Capitolwire: State Senate Democrats add three seats, 23-27, despite 3-1 spending deficit.

By Peter L. DeCoursey
Bureau Chief

HARRISBURG (Nov. 7) – Senate Democrats won three GOP-held open seats, despite being out-spent overall 3-1, and defended a vulnerable incumbent the Senate GOP was sure it would defeat: Sen. John Wozniak, D-Cambria.

“Our opponents have conceded in all four races we were contesting tonight, and we are up to 23 seats, which means Democrats will have a voice in policy and legislation,” said Senate Democratic Campaign Committee Chairman Daylin Leach, D-Montgomery.

“This changes the dynamic in the Senate. This means no more extremist legislation will be passed through the Senate. On many of their extremist bills, the Senate Republicans could let 2-3 senators vote no, because those are bad votes in their districts. Now if they want to pass a bill, it will have to be a moderate bill, a compromise bill, because they will need all the Republicans, including their moderates, and they will need Democratic votes.

“So we will end the extremist legislation and budgets of the last two years and you will see the difference in this year’s budget.”

Senate GOP leaders did not respond to requests for comment.

The five key races were:

• Democrat Rob Teplitz defeated Republican John McNally in a Dauphin County district, 60,682 to 56,898, 51.6 percent to 48.4 percent, in the seat of retiring Sen. Jeffrey Piccola, R-Dauphin;

• Democrat Sean Wiley defeated Republican Janet Anderson in Erie County, 58,436 votes to 38,195, 60 percent to 40 percent in the district of retiring Sen. Jane Earll, R-Erie;

• Rep. Matt Smith, D-Allegheny, defeated Republican D. Raja, 63,436 votes to 56,489, 53 percent to 47 percent in the seat of retired Sen. John Pippy, R-Allegheny;

• Wozniak defeating Tim Houser, 45,156 votes. 51 percent, to 43,069 or 49 percent;

• Sen. Elder Vogel, R-Beaver, handily winning re-election, in a race which DSCC originally invested in, then abandoned two weeks from election day. Vogel garned 57,298 votes to 43,104 for Kim Villella, 57 percent to 43 percent.

Leach said it was also significant that Smith, Wiley, Wozniak and Teplitz all made Gov. Tom Corbett’s budgets and education cuts an issue, and ran against the Corbett agenda, defeating Republicans who had to defend many of those policies.

Many insiders believed a week ago that Wiley would win handily and Smith would win, albeit in a closer race.

So attention focused on the Teplitz race, with Leach ceasing to use DSCC funds for the Smith or Wiley races “because we know we are going to win those.”

“I really think the education issue was big for us,” said Teplitz as he worked a Susquehanna Twp. polling place a few feet from McNally during the morning.

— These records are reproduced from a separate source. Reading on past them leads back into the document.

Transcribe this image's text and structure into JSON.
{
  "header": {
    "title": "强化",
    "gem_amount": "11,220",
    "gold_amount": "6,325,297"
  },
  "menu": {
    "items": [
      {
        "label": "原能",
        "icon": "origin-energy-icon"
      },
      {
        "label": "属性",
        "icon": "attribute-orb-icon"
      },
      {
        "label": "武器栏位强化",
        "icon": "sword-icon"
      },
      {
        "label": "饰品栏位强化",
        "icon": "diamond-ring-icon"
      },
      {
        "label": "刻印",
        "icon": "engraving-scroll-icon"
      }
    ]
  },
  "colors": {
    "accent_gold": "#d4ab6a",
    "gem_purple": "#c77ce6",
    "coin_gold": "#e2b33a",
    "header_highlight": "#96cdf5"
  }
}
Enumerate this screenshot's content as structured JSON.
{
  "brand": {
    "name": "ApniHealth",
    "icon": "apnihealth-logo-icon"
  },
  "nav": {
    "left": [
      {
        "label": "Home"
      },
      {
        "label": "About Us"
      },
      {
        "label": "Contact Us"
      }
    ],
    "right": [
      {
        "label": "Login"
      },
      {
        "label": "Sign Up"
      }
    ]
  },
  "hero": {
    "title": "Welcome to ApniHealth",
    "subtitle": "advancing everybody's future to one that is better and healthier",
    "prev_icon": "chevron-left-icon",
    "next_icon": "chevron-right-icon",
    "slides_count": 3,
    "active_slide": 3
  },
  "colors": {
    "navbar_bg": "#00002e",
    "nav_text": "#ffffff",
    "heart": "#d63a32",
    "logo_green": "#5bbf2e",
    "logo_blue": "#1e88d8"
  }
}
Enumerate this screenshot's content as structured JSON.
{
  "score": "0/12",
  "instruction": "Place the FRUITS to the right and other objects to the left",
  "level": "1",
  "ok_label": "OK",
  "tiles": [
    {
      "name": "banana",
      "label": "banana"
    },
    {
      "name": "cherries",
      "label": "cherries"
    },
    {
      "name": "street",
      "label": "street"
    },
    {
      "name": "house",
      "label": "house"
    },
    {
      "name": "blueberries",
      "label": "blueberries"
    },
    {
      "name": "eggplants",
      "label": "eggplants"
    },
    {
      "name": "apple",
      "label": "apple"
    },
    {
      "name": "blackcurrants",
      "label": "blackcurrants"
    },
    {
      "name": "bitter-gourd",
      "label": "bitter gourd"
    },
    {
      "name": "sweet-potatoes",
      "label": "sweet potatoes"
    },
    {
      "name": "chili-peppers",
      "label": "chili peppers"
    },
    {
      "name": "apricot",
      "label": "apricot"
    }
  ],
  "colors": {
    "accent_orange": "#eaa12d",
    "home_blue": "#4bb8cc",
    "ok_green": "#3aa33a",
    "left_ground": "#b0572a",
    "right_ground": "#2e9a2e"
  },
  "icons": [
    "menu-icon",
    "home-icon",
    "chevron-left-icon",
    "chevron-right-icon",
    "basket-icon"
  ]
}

Teplitz ran ahead in three-quarters of the district compared to the 2008 Democratic Senate challenger, Judy Hirsh, who lost to Piccola. About 9,000 fewer residents voted compared to 2008, but Teplitz ran well ahead of Hirsh’s margins over Piccola in the city of Harrisburg, and Susquehanna Twp.

“People understand that education is about economic development and jobs and that matters,” Teplitz said.

His staff were still happily stunned by the scope of the win.

“We even won the polling place where McNally lives,” said Teplitz campaign manager Victor Wills, Ward 11 of Lower Paxton Twp.

Teplitz said: “I think this shows people wanted a problem-solver, not someone who would play politics, and it shows that my support for the city helped my campaign and my opponent’s do-nothing attitude hurt him.”

Teplitz said he looked forward to working with the Senate GOP majority, but echoed Leach: “I think voters sent a message today about how they want us do their business and I am looking forward to working with everyone to do that, for Harrisburg and for the state.”